Initiative aims to fight misleading marketing by firms

The Construction Products Association (CPA) is launching a consultation into a new code which aims to set the benchmark for how construction products are marketed.

The CPA is looking for industry-wide feedback on its Code for Construction Product Information (CCPI), which has been drawn up in the wake of testimony at the ongoing public inquiry into 2017’s Grenfell Tower fire.

Grenfell shutterstock_1116845372

The consultation on the new code is set to open on 1 February

It has been developed by the CPA’s Marketing Integrity Group (MIG), which was tasked with responding to the issues raised in Dame Judith Hackitt’s 2018 report on building safety.

The report looked at how to prevent fires like the one at Grenfell Tower (pictured) – which killed 72 people in June 2017 – and concluded the way construction products were tested, presented and marketed was in need of radical overhaul.

The development of the code also follows a survey carried out in 2019 by the MIG, which gathered over 500 responses from across the industry on how the presentation of product information needed to change.

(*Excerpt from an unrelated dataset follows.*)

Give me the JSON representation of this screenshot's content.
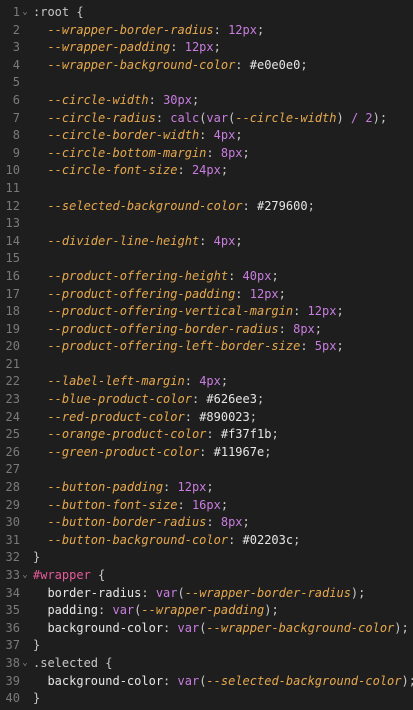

The new code consists of 11 clauses which product manufacturers who sign up will agree to abide by.

> CPA view: A big step forward in pursuit of safer products

These include a pledge not to use misleading or ambiguous wording, phrasing or imagery when presenting product information, and having a training programme in place to ensure that anyone conveying product information has the level of knowledge required for their role.

The two-month consultation, which opens on 1 February, aims to give manufacturers, specifiers and users of information the opportunity to comment on the code, the implementation of its 11 clauses and its ongoing management and policing. The consultation is being carried out independently by MRA Research.

CPA chief executive Peter Caplehorn said: “The importance of this new code and consultation process will be obvious to all those working in the built environment post-Grenfell.

“It is our responsibility as an industry to regain public trust and credibility in what we do and to demonstrate that technical competence can be trusted.”

He added that he believed the code to represent a determined attempt by manufacturers to “correct disingenuous marketing practices” as well as a collaborative effort to address the issues highlighted in Hackitt’s report.

“I hope businesses and individuals will embrace the opportunity to be involved and recognise the urgency of change that is needed for our industry to ensure safe buildings.”

The second module of phase two of the inquiry into the Grenfell Tower fire has heard how insulation manufacturers Kingspan and Celotex had rigged fire tests in order to market dangerous combustible insulation products as safe to use on high rise residential buildings.

The inquiry heard how one product which was used on the west London tower’s refurbishment, Celotex’s RS5000 insulation, was a rebranded version of another product which was not safe for use on high rise buildings.

Another, Kingspan’s K15 insulation, had been marketed as safe for use on tall buildings for more than 14 years based on a test report of a chemically different product.

Although K15 was never specified for use as part of the refurbishment of Grenfell Tower, after the fire it was found to have been installed behind the new aluminium composite material cladding on some parts of the block.

The inquiry is set to resume with virtual hearings on 8 February after being delayed by four weeks because of the introduction of the third national covid-19 lockdown.

Earlier this month, housing secretary Robert Jenrick announced the establishment of a new construction products regulator which will have the power to remove any product from the market that presents a significant safety risk and prosecute any companies who flout the rules on product safety.